Le 3 juillet dernier, le groupe SNT a annoncé le transfert des activités de sa filiale hexagonale, SNT France, à Vitalicom. Quid de cette entité ? «Un partenaire de SNT en France », précise, lapidaire, un communiqué paru sur le site internet de l'outsourcer. A sa tête, la nouvelle équipe dirigeante (voir encadré) n'est guère plus prolixe. Seule information concédée : « SNT France est toujours présent en France et compte le rester. » Les cinq patrons ont pris leurs fonctions le 1er juillet. Ils détiennent “au moins” 51 % du capital de Vitalicom. SNT conservant 30 % des actifs. En fait, le tour de table n'est pas encore réellement achevé. Reste à mettre un nom derrière les 19 % restants et à boucler définitivement le plan de participation. Tout doit être décidé d'ici début octobre. Deux pistes sont néanmoins à privilégier. Soit le groupe néerlandais trouve un autre investisseur ; soit les actionnaires majoritaires vont au-delà de leur participation initiale… Bien que non présenté comme tel, le désengagement français de SNT constitue « la seconde étape » d'une stratégie internationale révisée. Et ce, suite « à des difficultés (…) et pertes opérationnelles » sur le territoire. Mais, précise le communiqué, « en gardant un intéressement substantiel (…), SNT préserve ses ambitions internationales ». Depuis son arrivée en France en 2001 à la faveur du rachat des centres d'Atos Origin (8 sites, environ 2 500 personnes), l'outsourcer était au cœur des rumeurs. « Ils ont du mal à intégrer leur acquisition » , ou encore « ils veulent vendre ». Et, à chaque fois, la même réponse : «Nos concurrents jouent la déstabilisation.» Force est de constater aujourd'hui qu'il n'y a pas de “fumée sans feu”.

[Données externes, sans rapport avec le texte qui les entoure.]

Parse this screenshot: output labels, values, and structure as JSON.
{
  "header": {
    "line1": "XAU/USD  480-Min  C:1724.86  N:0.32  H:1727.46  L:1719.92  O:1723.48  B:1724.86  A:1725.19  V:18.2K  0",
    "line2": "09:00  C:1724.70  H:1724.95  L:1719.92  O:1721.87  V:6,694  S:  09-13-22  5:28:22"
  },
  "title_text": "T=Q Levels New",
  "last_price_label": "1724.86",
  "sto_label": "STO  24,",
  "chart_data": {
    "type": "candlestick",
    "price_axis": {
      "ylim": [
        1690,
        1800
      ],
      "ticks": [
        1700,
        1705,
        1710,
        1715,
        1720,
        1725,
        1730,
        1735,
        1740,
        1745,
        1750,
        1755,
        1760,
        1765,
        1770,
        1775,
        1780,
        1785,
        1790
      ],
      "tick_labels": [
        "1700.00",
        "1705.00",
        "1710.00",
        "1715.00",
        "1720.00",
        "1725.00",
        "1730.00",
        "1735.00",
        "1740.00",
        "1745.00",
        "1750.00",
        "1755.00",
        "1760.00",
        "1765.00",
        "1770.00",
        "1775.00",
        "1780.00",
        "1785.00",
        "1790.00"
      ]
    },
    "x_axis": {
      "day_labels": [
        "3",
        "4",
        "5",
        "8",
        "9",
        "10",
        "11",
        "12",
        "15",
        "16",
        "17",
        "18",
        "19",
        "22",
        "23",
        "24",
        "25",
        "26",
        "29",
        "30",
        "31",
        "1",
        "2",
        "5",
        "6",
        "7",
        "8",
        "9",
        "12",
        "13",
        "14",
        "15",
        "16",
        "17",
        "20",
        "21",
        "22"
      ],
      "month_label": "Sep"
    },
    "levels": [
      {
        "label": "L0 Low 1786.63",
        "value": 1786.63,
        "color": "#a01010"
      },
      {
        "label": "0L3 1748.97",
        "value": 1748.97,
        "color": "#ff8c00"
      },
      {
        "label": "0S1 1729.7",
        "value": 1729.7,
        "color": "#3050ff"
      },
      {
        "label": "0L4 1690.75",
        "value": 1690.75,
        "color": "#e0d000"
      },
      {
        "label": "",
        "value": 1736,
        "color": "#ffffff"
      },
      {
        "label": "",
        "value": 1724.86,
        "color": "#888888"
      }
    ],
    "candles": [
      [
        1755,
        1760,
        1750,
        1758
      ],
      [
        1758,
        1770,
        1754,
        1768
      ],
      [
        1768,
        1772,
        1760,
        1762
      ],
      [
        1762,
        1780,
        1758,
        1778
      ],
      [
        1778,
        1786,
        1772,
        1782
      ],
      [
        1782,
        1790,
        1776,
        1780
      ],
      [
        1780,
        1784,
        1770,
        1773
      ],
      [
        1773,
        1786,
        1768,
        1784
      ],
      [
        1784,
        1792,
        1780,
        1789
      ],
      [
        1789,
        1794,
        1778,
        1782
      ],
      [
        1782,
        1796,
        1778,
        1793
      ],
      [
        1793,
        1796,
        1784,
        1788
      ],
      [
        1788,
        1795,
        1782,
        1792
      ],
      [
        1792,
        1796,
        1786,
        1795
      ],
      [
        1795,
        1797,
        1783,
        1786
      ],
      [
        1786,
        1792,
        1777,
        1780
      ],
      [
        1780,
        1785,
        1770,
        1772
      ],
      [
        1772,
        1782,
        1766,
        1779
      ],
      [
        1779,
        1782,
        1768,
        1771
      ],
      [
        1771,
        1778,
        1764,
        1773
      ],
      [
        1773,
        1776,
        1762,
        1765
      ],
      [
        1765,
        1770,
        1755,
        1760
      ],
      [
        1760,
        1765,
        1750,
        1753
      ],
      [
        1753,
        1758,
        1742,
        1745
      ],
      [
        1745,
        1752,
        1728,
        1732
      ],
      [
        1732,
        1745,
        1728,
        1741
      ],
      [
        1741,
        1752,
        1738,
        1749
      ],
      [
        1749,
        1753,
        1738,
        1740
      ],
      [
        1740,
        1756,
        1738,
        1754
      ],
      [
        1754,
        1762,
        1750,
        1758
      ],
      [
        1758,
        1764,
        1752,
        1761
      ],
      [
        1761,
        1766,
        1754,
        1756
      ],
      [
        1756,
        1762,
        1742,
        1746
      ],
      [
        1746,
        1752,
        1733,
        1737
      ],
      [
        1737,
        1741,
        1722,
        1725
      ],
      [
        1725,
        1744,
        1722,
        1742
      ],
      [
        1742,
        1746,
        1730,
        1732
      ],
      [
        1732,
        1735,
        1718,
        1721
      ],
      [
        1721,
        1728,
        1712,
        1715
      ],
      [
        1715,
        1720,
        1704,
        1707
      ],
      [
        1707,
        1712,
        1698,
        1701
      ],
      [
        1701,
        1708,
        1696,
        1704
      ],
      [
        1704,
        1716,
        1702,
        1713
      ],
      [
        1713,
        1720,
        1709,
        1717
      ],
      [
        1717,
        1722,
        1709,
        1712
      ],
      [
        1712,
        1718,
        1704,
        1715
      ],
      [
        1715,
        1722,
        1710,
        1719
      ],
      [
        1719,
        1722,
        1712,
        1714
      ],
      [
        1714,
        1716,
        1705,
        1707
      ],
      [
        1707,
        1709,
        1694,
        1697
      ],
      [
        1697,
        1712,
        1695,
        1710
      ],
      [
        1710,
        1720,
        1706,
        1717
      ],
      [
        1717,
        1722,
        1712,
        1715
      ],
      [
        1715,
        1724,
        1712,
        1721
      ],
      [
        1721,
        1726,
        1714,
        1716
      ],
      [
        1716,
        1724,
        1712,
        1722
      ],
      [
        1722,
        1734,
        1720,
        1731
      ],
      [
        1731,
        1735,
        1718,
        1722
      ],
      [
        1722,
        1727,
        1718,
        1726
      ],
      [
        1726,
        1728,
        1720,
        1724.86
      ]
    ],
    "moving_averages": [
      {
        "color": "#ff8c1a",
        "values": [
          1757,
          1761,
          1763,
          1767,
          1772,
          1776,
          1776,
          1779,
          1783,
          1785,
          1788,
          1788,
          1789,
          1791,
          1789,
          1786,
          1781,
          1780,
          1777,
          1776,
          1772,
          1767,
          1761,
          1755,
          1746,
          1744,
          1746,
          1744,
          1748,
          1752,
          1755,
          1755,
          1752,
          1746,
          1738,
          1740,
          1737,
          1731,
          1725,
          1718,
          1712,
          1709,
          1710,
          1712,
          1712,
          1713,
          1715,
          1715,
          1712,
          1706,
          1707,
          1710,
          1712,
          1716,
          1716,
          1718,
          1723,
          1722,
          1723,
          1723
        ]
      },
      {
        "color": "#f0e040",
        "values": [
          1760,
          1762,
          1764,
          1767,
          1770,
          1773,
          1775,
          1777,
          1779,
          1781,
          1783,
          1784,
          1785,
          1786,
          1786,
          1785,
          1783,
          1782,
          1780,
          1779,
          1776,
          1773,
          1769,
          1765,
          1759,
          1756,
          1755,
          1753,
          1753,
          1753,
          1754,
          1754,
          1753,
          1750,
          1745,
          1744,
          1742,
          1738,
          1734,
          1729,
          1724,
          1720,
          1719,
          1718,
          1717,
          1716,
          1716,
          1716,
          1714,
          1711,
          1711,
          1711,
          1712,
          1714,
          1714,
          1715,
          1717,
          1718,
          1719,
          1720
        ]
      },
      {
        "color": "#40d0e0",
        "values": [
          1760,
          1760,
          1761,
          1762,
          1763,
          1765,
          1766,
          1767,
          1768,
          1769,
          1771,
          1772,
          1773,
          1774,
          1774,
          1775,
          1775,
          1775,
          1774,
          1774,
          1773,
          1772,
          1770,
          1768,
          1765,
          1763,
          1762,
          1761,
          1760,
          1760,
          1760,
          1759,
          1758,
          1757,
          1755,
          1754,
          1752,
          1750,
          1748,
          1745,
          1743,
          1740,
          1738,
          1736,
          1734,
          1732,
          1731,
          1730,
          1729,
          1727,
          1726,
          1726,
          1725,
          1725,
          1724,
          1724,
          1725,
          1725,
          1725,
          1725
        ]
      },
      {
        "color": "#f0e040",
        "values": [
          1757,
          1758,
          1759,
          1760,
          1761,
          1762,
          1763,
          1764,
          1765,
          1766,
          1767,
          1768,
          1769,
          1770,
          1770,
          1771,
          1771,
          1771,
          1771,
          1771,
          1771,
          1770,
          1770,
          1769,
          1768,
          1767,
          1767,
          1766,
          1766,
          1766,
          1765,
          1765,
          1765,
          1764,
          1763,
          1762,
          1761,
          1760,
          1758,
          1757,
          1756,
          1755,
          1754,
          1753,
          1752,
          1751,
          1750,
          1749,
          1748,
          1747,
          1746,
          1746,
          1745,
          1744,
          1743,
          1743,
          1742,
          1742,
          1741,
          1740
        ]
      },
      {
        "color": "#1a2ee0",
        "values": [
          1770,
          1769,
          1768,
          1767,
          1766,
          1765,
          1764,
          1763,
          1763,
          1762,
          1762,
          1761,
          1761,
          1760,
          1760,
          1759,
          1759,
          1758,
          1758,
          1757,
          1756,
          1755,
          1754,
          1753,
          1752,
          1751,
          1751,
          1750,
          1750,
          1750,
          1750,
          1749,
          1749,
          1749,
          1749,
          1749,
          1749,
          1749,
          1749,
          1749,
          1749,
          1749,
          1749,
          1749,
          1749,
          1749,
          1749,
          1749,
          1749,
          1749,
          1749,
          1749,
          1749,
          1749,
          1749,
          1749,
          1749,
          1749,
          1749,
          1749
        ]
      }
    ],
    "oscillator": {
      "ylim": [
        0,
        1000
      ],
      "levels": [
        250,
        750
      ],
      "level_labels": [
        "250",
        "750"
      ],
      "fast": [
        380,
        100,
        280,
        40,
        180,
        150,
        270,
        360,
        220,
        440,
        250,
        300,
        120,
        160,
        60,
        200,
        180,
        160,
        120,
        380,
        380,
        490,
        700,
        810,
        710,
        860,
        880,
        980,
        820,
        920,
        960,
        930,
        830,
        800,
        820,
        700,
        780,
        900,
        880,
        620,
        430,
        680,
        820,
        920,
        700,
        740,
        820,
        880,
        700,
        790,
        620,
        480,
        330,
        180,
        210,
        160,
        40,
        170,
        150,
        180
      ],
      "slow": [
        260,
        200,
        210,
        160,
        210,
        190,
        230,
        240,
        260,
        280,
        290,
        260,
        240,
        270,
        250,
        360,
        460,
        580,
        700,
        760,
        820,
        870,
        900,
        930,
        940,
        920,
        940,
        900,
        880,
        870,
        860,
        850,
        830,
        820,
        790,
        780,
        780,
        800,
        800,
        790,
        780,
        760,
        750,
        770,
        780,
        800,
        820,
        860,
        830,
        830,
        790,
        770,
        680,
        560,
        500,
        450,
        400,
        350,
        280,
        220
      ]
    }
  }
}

La nouvelle équipe dirigeante de SNT France


Renaud Sassi, 39 ans, Dg, ancien Dg de Zebank et de la société Carte Pass chez Carrefour ; Alfredo Bacin, 35 ans, Dga, ancien directeur technique de Zebank et du projet e-marketing chez Volkswagen ; Pierre Servais, 51 ans, DAF, Ecole Centrale à Lyon ; Farid Akani, 39 ans, directeur du développement, ancien directeur de la relation client chez MMA et marketing chez Zebank ; Arnaud Fontant, 45 ans, DRH.